Problem:  You are given two identical cell phones and told to test them to see what is the highest floor of a hundred story building that they can be dropped from before they break.  What is the strategy for the minimum number of drops required and what is that number?

Solution:
Let's start by asking some clarifying questions to ensure that we don't go off down the wrong path.  - First, are all the floors the same height?  Yes
- Do we have to account for that the cell phone may land differently, in a different spot with a different hardness, or in different atmospheric conditions (like wind)?  No.  Assume that the only variable that will influence whether a cell phone breaks or not is the floor it is dropped from
- Can we retest a broken cell phone for any additional information?  No, once a cell phone is broken it can no longer be used usefully

These are good questions to ask.  They show your interviewer that you're thoughtful, do not necessarily assume conditions not stated and do not want to try to solve a problem without fully understanding it.

Now that we have a better view of the problem, let's try to think of a potential solution to this problem.

Well, we could start at the bottom floor and go up one floor and drop the phone. When the phone broke, we would know that we were at the top.  In the worst case, this would take up to 100 floors and 100 drops.  O(n).

It's good to get a working solution, but this is clearly non-ideal.  For starters, we didn't use our second phone.

A simple optimization that we could imagine when starting this is to skip by 2s:  test on floor 2, 4, 6, 8,...

If the phone breaks, we can then test the phone on one floor lower.  Then, the answer is one lower, else if it survives, the answer is that floor.

This results in a max number of drops of potentially 51 if the top floor is the answer.  Still O(n), but much better.

At this point, think more about the optimization.  We skipped floors, and then went back and tested some we had skipped once we found a range of a not-broken floor and a broken floor.

Previously, we only skipped one floor, but we could skip more.  Let's try for an example, skipping 3 floors:  We start by testing on floors:  3, 6, 9, 12...

Well, the worst case here is floor 90, which would be 34 drops potentially.  So, it seems that skipping more floors, then going back and testing one-by-one from the last good floor is a good strategy.

It appears that skipping more floors reduces the number of drops, so let's try skipping 50 floors.  Here, the worst case is now 51 floors (floor 99).  So, clearly, skipping too many is not always good.

So, there seems to be an optimal number of floors to skip.  If you work from here using math or simply trying bigger and smaller numbers, you'll get to an answer of about 10 (11 and 9 yield similar answers).

This gives a worst case of 19, which would be if the 99th floor were the fail floor.

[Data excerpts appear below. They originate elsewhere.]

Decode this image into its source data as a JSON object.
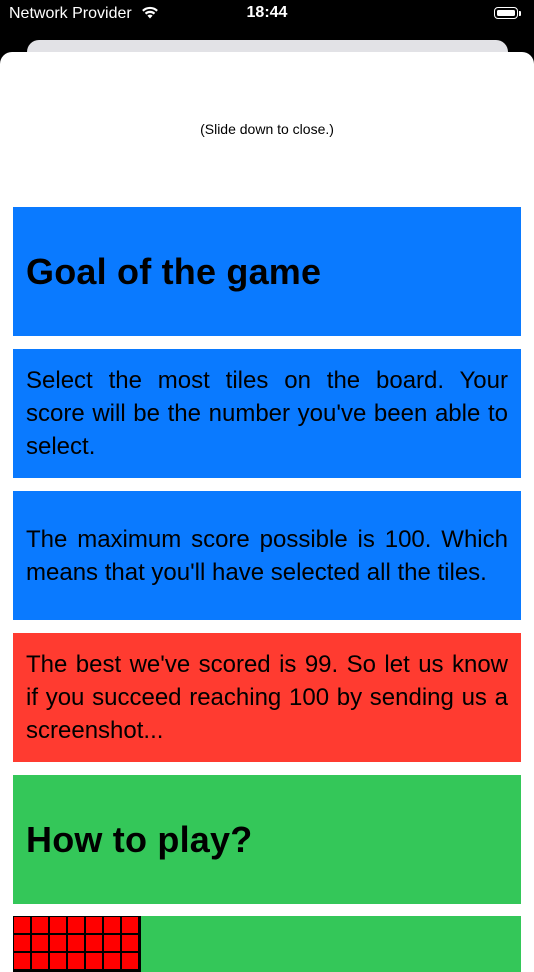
{
  "status_bar": {
    "carrier": "Network Provider",
    "time": "18:44",
    "wifi_icon": "wifi-icon",
    "battery_icon": "battery-icon"
  },
  "sheet": {
    "hint": "(Slide down to close.)"
  },
  "cards": [
    {
      "kind": "heading",
      "text": "Goal of the game",
      "color": "#0A7AFF"
    },
    {
      "kind": "paragraph",
      "text": "Select the most tiles on the board. Your score will be the number you've been able to select.",
      "color": "#0A7AFF"
    },
    {
      "kind": "paragraph",
      "text": "The maximum score possible is 100. Which means that you'll have selected all the tiles.",
      "color": "#0A7AFF"
    },
    {
      "kind": "paragraph",
      "text": "The best we've scored is 99. So let us know if you succeed reaching 100 by sending us a screenshot...",
      "color": "#FF3B30"
    },
    {
      "kind": "heading",
      "text": "How to play?",
      "color": "#34C759"
    }
  ],
  "board_preview": {
    "background_color": "#34C759",
    "tile_color": "#FF0000",
    "tile_count": 21
  }
}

It's tempting to stop here, and frankly, I have egg on my face for previously publishing an answer where I did.

There is a better solution.

Let's try to figure it out by doing some examples where we establish the min/max range by skipping 10 floors each time.  Try 9.

We would test:
10:  fail
1: pass
2: pass
...
8: pass
9: fail.

This would be a total of 10 tests.

Essentially, if we skip 10 floors each time, the worst case is always the number ending in 9, and the worst case floors take one more test each time:

9:  10 tests
19:  11 tests
29:  12 tests
...
99:  19 tests

Well, think about one of the assumptions that we had earlier -- always skip the same number of floors to establish a min/max range.  There is no proof that this is the right solution.  In fact, it looks like by doing this, we always have essentially one more test as we go higher.  However, what if we used the fact that we essentially have 'tests' we can do early in a bigger range as we have not used them up to establish the range.  In fact, on each subsequent upping of the potential min/max range, we lose 1 test, to establish the range.

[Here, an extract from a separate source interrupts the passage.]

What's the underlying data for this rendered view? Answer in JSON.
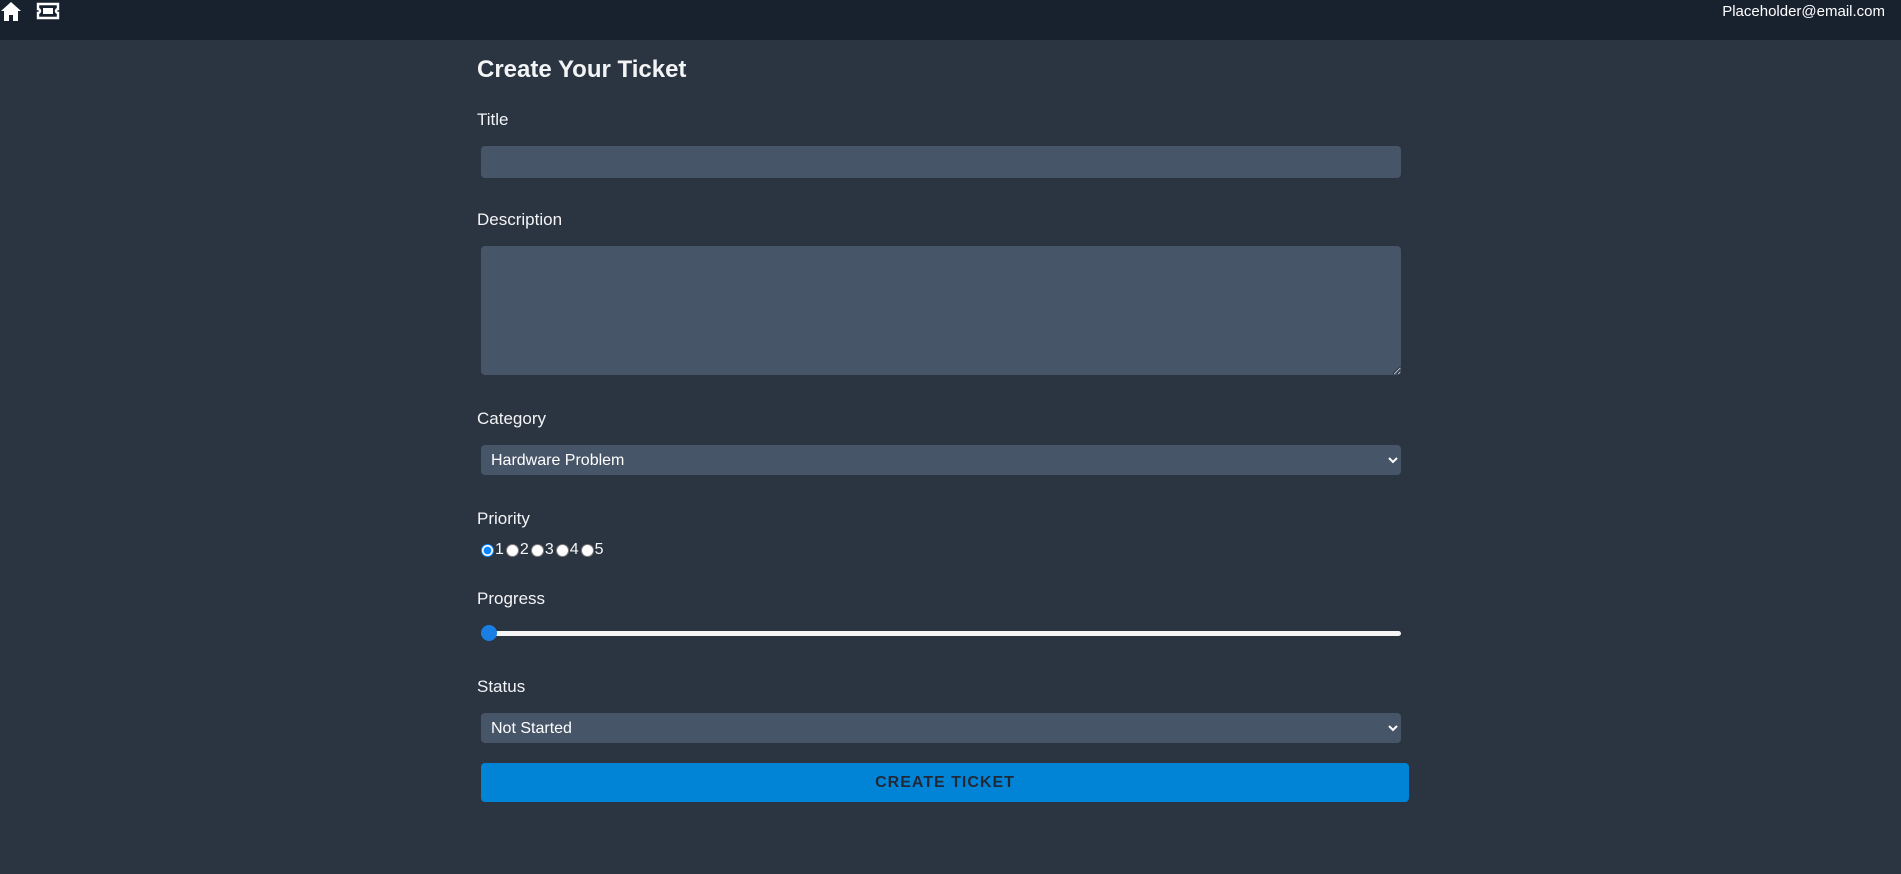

Now, what if we accepted a larger min/max initially and then narrowed it as we went up.  This would get around the problem of always having to get worse as we go higher.  This hints at an optimization to our initial strategy.

As an example, let's try skipping 17 floors and then reducing the range by one each time (one better than our current best result).  Note we should try 17, not 18, so that we are never worst than 18.  This way, the highest range of the min/max will always yield 18, but that is better than our current best result

We could establish min/max ranges of:
1...17
18...33
34..48
....

Well, this works and we can get better than 19.

Now, keep trying smaller min/max ranges to start out with initially.  If you go too small, you can't get to the top.

If you keep trying, or use math, you'll eventually narrow in on skipping 13 floors initially, which gives you a worst case of 14.  This is quite a bit better than our initial case of 19.

/* Thank you to the community for help getting this right.  Apologies for my previous incorrect answer.  Noah */